Акции сайт https://Wodolei.ru 
А  Б  В  Г  Д  Е  Ж  З  И  Й  К  Л  М  Н  О  П  Р  С  Т  У  Ф  Х  Ц  Ч  Ш  Щ  Э  Ю  Я  AZ

 

Предпосылками и последствиями событий мы никогда не интересовались. А сейчас профессор Арнольд осветил именно эти последствия событий с полным знанием дела, обстоятельно и подробно. Каждый поворотный момент в истории Германии всегда использовался против интересов народа. В 1812-1813 годах, в 1848 году народ самоотверженно боролся за независимость и единство Германии, но его обманули, его стремления не были осуществлены. Более того, каждый раз торжество государственного разума – ведь такова привычная терминология офицеров – приводило к расширению власти государства, к завоевательной политике, к новым войнам…
На меня обрушились новые факты, я столкнулся с новым способом мышления, с совершенно новыми критериями в оценке исторического развития, невозможно было все это сразу усвоить. Однако наибольшее впечатление произвели на меня его слова о власти правящих групп, о безграничном злоупотреблении властью, эти соображения побудили меня познакомиться с теми содержательными книгами в лагерной библиотеке, которыми я раньше намеренно пренебрегал; я стал искать новых встреч с профессором Арнольдом.
Ведь преступление, совершенное Гитлером над 6-й армией, заключалось именно в том, что он бессовестно злоупотребил властью; он требовал от сотен тысяч людей слепого повиновения, требовал, чтобы они жертвовали жизнью; однако он сам не проявлял ни верности, ни чувства ответственности, цинично пренебрегая своим долгом, который я считал естественным, исходя из своего представления о воинской чести. Во время бегства, у переправы через Дон, на краю гибели, на позициях у Дмитриевки и Новоалексеевки, в Бекетовке, в Красногорске и теперь в Суздале я снова и снова ломал себе голову над вопросом: как дошло дело до Сталинграда? Нельзя ли, исходя из соображений, высказанных профессором Арнольдом, дать новый, более правильный ответ на мучившие меня вопросы? Вправе ли я пренебречь его доводами только потому, что пошатнутся основы моего собственного мировоззрения, привычных взглядов на историческое развитие? Не следует ли, наоборот, отнестись к его словам серьезно, продумать его доводы, раз они открывают новые перспективы и могут помочь преодолеть последствия нынешних позорных событий? Передо мной открылась возможность начать все сначала и, как я позднее понял в Национальном комитете «Свободная Германия», объединить традиции истинно национальною образа мыслей и действий с новым пониманием и новыми путями исторического развития.
К новым берегам
Моя первая беседа с профессором Арнольдом кончилась, когда стемнело. На самом же деле этот разговор так никогда и не кончился; осталось еще множество нерешенных вопросов. В памяти воскресало все пережитое во время обеих мировых войн, вспоминались разговоры с отцом и старинным другом нашей семьи, военным судьей Краусом, о «военной целесообразности"; на нее-то и ссылались правящие круги еще в первую мировую войну, чтобы прикрыть различные нарушения международного права.

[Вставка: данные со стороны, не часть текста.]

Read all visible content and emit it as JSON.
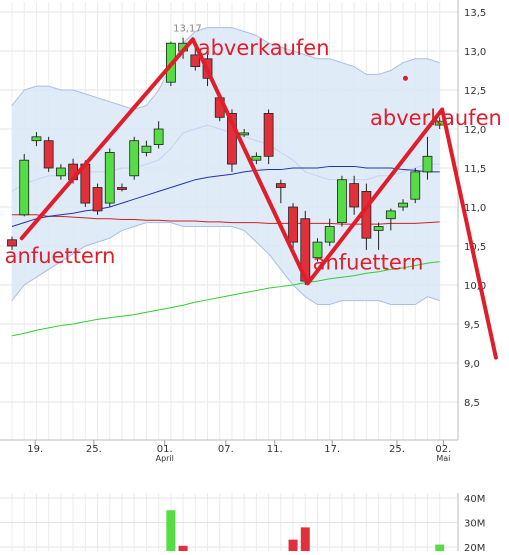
{
  "chart_data": {
    "type": "candlestick",
    "y_axis": {
      "ticks": [
        "13,5",
        "13,0",
        "12,5",
        "12,0",
        "11,5",
        "11,0",
        "10,5",
        "10,0",
        "9,5",
        "9,0",
        "8,5"
      ],
      "ylim": [
        8.1,
        13.6
      ],
      "grid": true,
      "side": "right"
    },
    "x_axis": {
      "ticks": [
        "19.",
        "25.",
        "01.",
        "07.",
        "11.",
        "17.",
        "25.",
        "02."
      ],
      "month_labels": [
        "April",
        "Mai"
      ],
      "grid": true
    },
    "high_label": "13,17",
    "candles": [
      {
        "o": 10.58,
        "c": 10.5,
        "h": 10.62,
        "l": 10.45,
        "dir": "down"
      },
      {
        "o": 10.9,
        "c": 11.6,
        "h": 11.68,
        "l": 10.88,
        "dir": "up"
      },
      {
        "o": 11.85,
        "c": 11.9,
        "h": 11.96,
        "l": 11.78,
        "dir": "up"
      },
      {
        "o": 11.85,
        "c": 11.5,
        "h": 11.9,
        "l": 11.45,
        "dir": "down"
      },
      {
        "o": 11.4,
        "c": 11.5,
        "h": 11.55,
        "l": 11.35,
        "dir": "up"
      },
      {
        "o": 11.55,
        "c": 11.35,
        "h": 11.62,
        "l": 11.3,
        "dir": "down"
      },
      {
        "o": 11.55,
        "c": 11.05,
        "h": 11.6,
        "l": 11.0,
        "dir": "down"
      },
      {
        "o": 11.25,
        "c": 10.95,
        "h": 11.3,
        "l": 10.9,
        "dir": "down"
      },
      {
        "o": 11.05,
        "c": 11.7,
        "h": 11.75,
        "l": 11.0,
        "dir": "up"
      },
      {
        "o": 11.25,
        "c": 11.25,
        "h": 11.3,
        "l": 11.2,
        "dir": "down"
      },
      {
        "o": 11.4,
        "c": 11.85,
        "h": 11.9,
        "l": 11.35,
        "dir": "up"
      },
      {
        "o": 11.7,
        "c": 11.78,
        "h": 11.85,
        "l": 11.65,
        "dir": "up"
      },
      {
        "o": 11.8,
        "c": 12.0,
        "h": 12.1,
        "l": 11.75,
        "dir": "up"
      },
      {
        "o": 12.6,
        "c": 13.1,
        "h": 13.12,
        "l": 12.55,
        "dir": "up"
      },
      {
        "o": 13.0,
        "c": 13.1,
        "h": 13.17,
        "l": 12.9,
        "dir": "up"
      },
      {
        "o": 12.95,
        "c": 12.8,
        "h": 13.05,
        "l": 12.75,
        "dir": "down"
      },
      {
        "o": 12.9,
        "c": 12.65,
        "h": 12.95,
        "l": 12.55,
        "dir": "down"
      },
      {
        "o": 12.4,
        "c": 12.15,
        "h": 12.45,
        "l": 12.1,
        "dir": "down"
      },
      {
        "o": 12.2,
        "c": 11.55,
        "h": 12.25,
        "l": 11.45,
        "dir": "down"
      },
      {
        "o": 11.95,
        "c": 11.95,
        "h": 12.0,
        "l": 11.9,
        "dir": "up"
      },
      {
        "o": 11.6,
        "c": 11.65,
        "h": 11.7,
        "l": 11.55,
        "dir": "up"
      },
      {
        "o": 12.2,
        "c": 11.65,
        "h": 12.25,
        "l": 11.55,
        "dir": "down"
      },
      {
        "o": 11.3,
        "c": 11.25,
        "h": 11.35,
        "l": 11.05,
        "dir": "down"
      },
      {
        "o": 11.0,
        "c": 10.55,
        "h": 11.05,
        "l": 10.45,
        "dir": "down"
      },
      {
        "o": 10.85,
        "c": 10.05,
        "h": 10.95,
        "l": 10.0,
        "dir": "down"
      },
      {
        "o": 10.35,
        "c": 10.55,
        "h": 10.6,
        "l": 10.3,
        "dir": "up"
      },
      {
        "o": 10.55,
        "c": 10.75,
        "h": 10.85,
        "l": 10.5,
        "dir": "up"
      },
      {
        "o": 10.8,
        "c": 11.35,
        "h": 11.4,
        "l": 10.75,
        "dir": "up"
      },
      {
        "o": 11.3,
        "c": 11.0,
        "h": 11.4,
        "l": 10.9,
        "dir": "down"
      },
      {
        "o": 11.2,
        "c": 10.6,
        "h": 11.3,
        "l": 10.45,
        "dir": "down"
      },
      {
        "o": 10.7,
        "c": 10.75,
        "h": 10.8,
        "l": 10.45,
        "dir": "up"
      },
      {
        "o": 10.85,
        "c": 10.95,
        "h": 10.98,
        "l": 10.7,
        "dir": "up"
      },
      {
        "o": 11.0,
        "c": 11.05,
        "h": 11.1,
        "l": 10.95,
        "dir": "up"
      },
      {
        "o": 11.1,
        "c": 11.45,
        "h": 11.5,
        "l": 11.05,
        "dir": "up"
      },
      {
        "o": 11.45,
        "c": 11.65,
        "h": 11.9,
        "l": 11.35,
        "dir": "up"
      },
      {
        "o": 12.05,
        "c": 12.1,
        "h": 12.15,
        "l": 12.0,
        "dir": "up"
      }
    ],
    "volume": {
      "ticks": [
        "40M",
        "30M",
        "20M"
      ],
      "bars": [
        {
          "i": 13,
          "v": 35,
          "dir": "up"
        },
        {
          "i": 14,
          "v": 20.5,
          "dir": "down"
        },
        {
          "i": 23,
          "v": 23,
          "dir": "down"
        },
        {
          "i": 24,
          "v": 28,
          "dir": "down"
        },
        {
          "i": 35,
          "v": 21,
          "dir": "up"
        }
      ]
    },
    "lines": {
      "bollinger_upper": [
        12.3,
        12.5,
        12.55,
        12.55,
        12.5,
        12.5,
        12.45,
        12.4,
        12.35,
        12.3,
        12.25,
        12.3,
        12.5,
        12.8,
        13.1,
        13.25,
        13.3,
        13.3,
        13.3,
        13.25,
        13.2,
        13.1,
        13.05,
        13.0,
        12.95,
        12.9,
        12.9,
        12.85,
        12.8,
        12.7,
        12.7,
        12.75,
        12.85,
        12.9,
        12.9,
        12.85
      ],
      "bollinger_lower": [
        9.8,
        10.0,
        10.1,
        10.2,
        10.3,
        10.4,
        10.5,
        10.55,
        10.6,
        10.7,
        10.75,
        10.8,
        10.8,
        10.8,
        10.75,
        10.75,
        10.75,
        10.75,
        10.75,
        10.7,
        10.55,
        10.4,
        10.2,
        10.0,
        9.85,
        9.75,
        9.75,
        9.8,
        9.8,
        9.8,
        9.8,
        9.75,
        9.75,
        9.75,
        9.85,
        9.8
      ],
      "bollinger_mid": [
        11.2,
        11.3,
        11.35,
        11.4,
        11.4,
        11.45,
        11.45,
        11.45,
        11.45,
        11.5,
        11.5,
        11.55,
        11.6,
        11.75,
        11.95,
        12.0,
        12.05,
        12.0,
        11.95,
        11.9,
        11.85,
        11.8,
        11.7,
        11.6,
        11.45,
        11.4,
        11.35,
        11.35,
        11.35,
        11.35,
        11.4,
        11.4,
        11.45,
        11.5,
        11.55,
        11.55
      ],
      "sma_blue": [
        10.75,
        10.8,
        10.85,
        10.88,
        10.9,
        10.92,
        10.95,
        10.97,
        11.0,
        11.05,
        11.1,
        11.15,
        11.2,
        11.25,
        11.3,
        11.35,
        11.38,
        11.4,
        11.42,
        11.45,
        11.47,
        11.48,
        11.48,
        11.5,
        11.5,
        11.5,
        11.52,
        11.52,
        11.52,
        11.5,
        11.5,
        11.5,
        11.48,
        11.47,
        11.45,
        11.45
      ],
      "sma_red": [
        10.9,
        10.9,
        10.9,
        10.88,
        10.88,
        10.87,
        10.86,
        10.85,
        10.85,
        10.84,
        10.84,
        10.83,
        10.83,
        10.82,
        10.82,
        10.82,
        10.81,
        10.81,
        10.8,
        10.8,
        10.8,
        10.79,
        10.79,
        10.79,
        10.79,
        10.79,
        10.79,
        10.78,
        10.78,
        10.78,
        10.78,
        10.79,
        10.79,
        10.79,
        10.8,
        10.81
      ],
      "sma_green": [
        9.35,
        9.38,
        9.42,
        9.45,
        9.48,
        9.5,
        9.53,
        9.56,
        9.58,
        9.6,
        9.62,
        9.65,
        9.68,
        9.71,
        9.74,
        9.78,
        9.81,
        9.84,
        9.87,
        9.9,
        9.93,
        9.96,
        9.98,
        10.0,
        10.03,
        10.05,
        10.08,
        10.1,
        10.12,
        10.15,
        10.17,
        10.2,
        10.22,
        10.25,
        10.28,
        10.3
      ]
    },
    "annotations": {
      "labels": [
        {
          "text": "anfuettern",
          "x_idx": -0.6,
          "y": 10.28
        },
        {
          "text": "abverkaufen",
          "x_idx": 15.2,
          "y": 12.95
        },
        {
          "text": "abverkaufen",
          "x_idx": 29.3,
          "y": 12.05
        },
        {
          "text": "anfuettern",
          "x_idx": 24.6,
          "y": 10.2
        }
      ],
      "trend_line": [
        [
          0.8,
          10.6
        ],
        [
          14.8,
          13.15
        ],
        [
          24.2,
          10.02
        ],
        [
          35.2,
          12.25
        ],
        [
          39.6,
          9.07
        ]
      ],
      "dot": {
        "x_idx": 32.2,
        "y": 12.65
      }
    }
  }
}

Когда я после встречи с профессором Арнольдом шел через кремль к себе, я впервые за много времени снова был в хорошем настроении. Пережитое мною сейчас отнюдь не было пустой болтовней, помогающей убить время. Этот советский ученый вел со мной разговор, который будил мысли, принес какое-то облегчение и сулил помощь в дальнейшем. Как давно никто не проявлял ко мне такого внимания, не говорил со мной горячо, и притом терпеливо, вдумчиво прислушиваясь и приглядываясь ко мне. Он относился серьезно и к моим сомнениям, и к моим замечаниям, и к переживаемым мною душевным конфликтам, даже к моим взглядам, которые были ошибочными, по мнению моего собеседника.
Мои соседи по комнате, не вникая в то, что я рассказывал, прерывали меня, мешали довести до конца мысли, которые я пытался перед ними развить. Они подвергли уничтожающей критике этого «таинственного» профессора. Вечерние часы перед сном были испорчены оскорбительными и злобными выпадами или ледяным молчанием моих соседей.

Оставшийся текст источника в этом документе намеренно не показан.